The Chief really pushed back, noting that the plaintiff might have had an argument for confusion if the jury had answered the interrogatories first, but that hadn’t happened.

I think the justices are all going to agree that the remote cause jury instruction, while a correct statement of law, was not warranted in the case. Defense counsel’s argument for why it was warranted was unpersuasive. In a question to plaintiff’s counsel, Justice O’Neill even stated that he thought “we all agree there was no evidence of a remote cause.” He again asked plaintiff’s counsel what evidence there was of confusion.  Plaintiff’s counsel insisted the instruction gave the jury “an alternate path to find no breach of duty.” To me, that argument had no legs, although plaintiff’s counsel repeated it again and again. He insisted that although the appeals court did not cite Hampel, it carefully followed the steps set forth in the case, presuming prejudice from a jury instruction unsupported by the evidence, looking for evidence in the record to rebut that presumption, and finding none. Given what defense counsel cited from the record, that argument sounded pretty lame.

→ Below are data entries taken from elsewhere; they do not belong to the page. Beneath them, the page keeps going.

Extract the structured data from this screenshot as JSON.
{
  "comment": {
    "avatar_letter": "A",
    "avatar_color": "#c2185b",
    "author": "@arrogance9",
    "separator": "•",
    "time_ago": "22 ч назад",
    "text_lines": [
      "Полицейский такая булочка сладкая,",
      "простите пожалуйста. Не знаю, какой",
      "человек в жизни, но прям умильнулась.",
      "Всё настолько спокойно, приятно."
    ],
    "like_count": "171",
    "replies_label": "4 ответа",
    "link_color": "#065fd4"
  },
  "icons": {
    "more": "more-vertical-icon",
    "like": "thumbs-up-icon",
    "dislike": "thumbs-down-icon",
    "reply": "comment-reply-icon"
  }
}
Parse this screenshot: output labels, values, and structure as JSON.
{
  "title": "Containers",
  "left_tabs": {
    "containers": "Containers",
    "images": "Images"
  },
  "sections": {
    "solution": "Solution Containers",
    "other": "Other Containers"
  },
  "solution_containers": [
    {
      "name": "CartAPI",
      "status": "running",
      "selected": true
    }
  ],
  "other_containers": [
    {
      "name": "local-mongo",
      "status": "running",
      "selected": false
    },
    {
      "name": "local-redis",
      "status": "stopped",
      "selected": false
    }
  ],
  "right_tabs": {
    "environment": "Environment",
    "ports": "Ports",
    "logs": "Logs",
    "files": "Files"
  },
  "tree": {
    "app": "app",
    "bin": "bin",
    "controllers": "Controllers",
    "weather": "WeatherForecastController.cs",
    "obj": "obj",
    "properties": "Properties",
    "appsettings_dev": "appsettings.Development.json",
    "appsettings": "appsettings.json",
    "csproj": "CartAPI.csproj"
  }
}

How it Looks From the Bleachers

To Professor Bettman

Like a total and embarrassing loss for the plaintiff, although the Court is likely to say the remote cause instruction should not have been given.

To Student Contributor Rebecca Campbell

Throughout the semester, the Appellate Practice class at UC Law has repeatedly been told the most important part of appellate advocacy is knowledge of the record, and the Appellant’s argument seized upon the record and used it as a weapon.  It is important to remember the 9th District Court of Appeals reversed a jury verdict, based on the conjecture the jury’s answer on interrogatories could have shown it was confused, which is where the Court of Appeals found prejudicial error. The record, however, showed the jury originally returned with a verdict but had forgotten to complete the interrogatories, and were then instructed by the Court to complete all of the interrogatories, which undermined the use of the interrogatory answers as evidence of confusion.  Even with the lingering question whether the remote causation instruction was appropriate, I think the Court is going to look at the evidence presented from the record and unanimously determine it was wrong to reverse the jury’s verdict.